A very common symptom of dogs, especially in small dogs, is licking their feet. How many of you have been awakened by the disgusting, slurping sound of your dog gnawing on his/her feet? Why the feet? They have direct contact with the ground where the pollens are, so there is often more inflammation there. Also, they are just easier to reach than any other part of the body.

Skin infections:
There is normally a number of bacteria and yeast cells that take up residence on the skin. They live happily in balance, until something disrupts them. A dog chewing or scratching will do the job. We often see staph infections, especially in the lower belly area. Dogs must have a minimum of three weeks of antibiotics, because dogs’ skin cells turn over every three weeks. So if used for less than three weeks, it will reoccur…guaranteed. Very commonly, dogs will develop secondary yeast infections, which are often mistaken for inhalant allergies if not treated. I see a lot of “allergic dogs” become symptom-free after properly being treated for yeast.

Diarrhea and vomiting:
Just as in people, pets can become intolerant or allergic to a specific protein in the food. When this happens, they can show skin signs and/or gastrointestinal problems. There is a huge amount of misinformation out there regarding food allergies, pet foods, and how to treat them. Right off the bat, there is no quick and easy way to diagnose food allergies. No blood test is reliable in detecting the causative protein. The only way to diagnose is to perform a food trial with a food with a single protein, which the dog has never been exposed to, and a single carbohydrate. Often, people run to the local pet store to find a hypoallergenic diet. You will find many that make that claim, but unfortunately there are no true hypoallergenic diets sold at pet stores. The quality control of the companies making the foods is lacking. Many companies do not even make their own food. A study was performed by Dr. Raditic and associates (Raditic DM, Remillard RL, Tater KC. “ELISA testing for common food antigens in four dry dog foods used in dietary elimination trials.” Journal Animal Physiology Animal Nutrition. October 2010).
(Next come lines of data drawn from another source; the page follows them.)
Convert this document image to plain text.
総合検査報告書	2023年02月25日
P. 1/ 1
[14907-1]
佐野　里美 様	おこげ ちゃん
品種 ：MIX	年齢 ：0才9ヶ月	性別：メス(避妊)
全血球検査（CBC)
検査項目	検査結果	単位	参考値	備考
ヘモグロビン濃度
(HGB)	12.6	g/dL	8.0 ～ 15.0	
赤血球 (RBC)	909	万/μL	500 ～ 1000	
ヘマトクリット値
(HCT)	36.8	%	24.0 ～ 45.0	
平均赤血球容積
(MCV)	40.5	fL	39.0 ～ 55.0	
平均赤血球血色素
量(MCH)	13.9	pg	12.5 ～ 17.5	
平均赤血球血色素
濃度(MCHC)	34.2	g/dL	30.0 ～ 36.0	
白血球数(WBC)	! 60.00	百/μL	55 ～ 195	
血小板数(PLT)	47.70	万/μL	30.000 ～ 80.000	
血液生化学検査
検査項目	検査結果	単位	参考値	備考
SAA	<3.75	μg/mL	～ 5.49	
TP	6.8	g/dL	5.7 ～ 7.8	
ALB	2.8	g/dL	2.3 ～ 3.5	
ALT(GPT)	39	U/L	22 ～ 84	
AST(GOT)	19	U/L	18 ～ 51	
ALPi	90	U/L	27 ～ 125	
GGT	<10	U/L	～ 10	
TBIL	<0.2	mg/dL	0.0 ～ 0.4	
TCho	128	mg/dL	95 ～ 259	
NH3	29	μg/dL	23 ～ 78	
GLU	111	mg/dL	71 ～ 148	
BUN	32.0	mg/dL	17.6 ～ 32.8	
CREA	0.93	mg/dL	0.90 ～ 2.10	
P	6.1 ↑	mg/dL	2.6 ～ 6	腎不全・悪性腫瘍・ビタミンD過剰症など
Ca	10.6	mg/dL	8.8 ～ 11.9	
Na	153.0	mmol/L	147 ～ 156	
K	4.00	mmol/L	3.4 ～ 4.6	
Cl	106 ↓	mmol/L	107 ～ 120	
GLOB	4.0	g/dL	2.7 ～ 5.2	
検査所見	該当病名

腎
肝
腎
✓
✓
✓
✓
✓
They analyzed four popular novel protein diets bought from a pet store to see if they were contaminated with any proteins other than the one listed on the label. All the diets had other meats and proteins present, making the food worthless for allergy food trials. To rule out food allergies, a prescription diet is needed and the food trial can take up to 16 weeks. The proteins that most commonly cause allergies are beef, dairy, chicken, and eggs. Interestingly enough, grains are not a common cause of food allergies. Less then one percent of dogs have intolerance or allergies to grains. High protein, low grain diets are the latest fad in pet foods. It is probably a result of the recent increase in people being diagnosed with gluten intolerance.

Finally, if you so suspect an allergy of any kind in your pet, please consult your veterinarian to see how you can discover and manage your pet’s condition effectively.

Do you think your dog has allergies after reading this?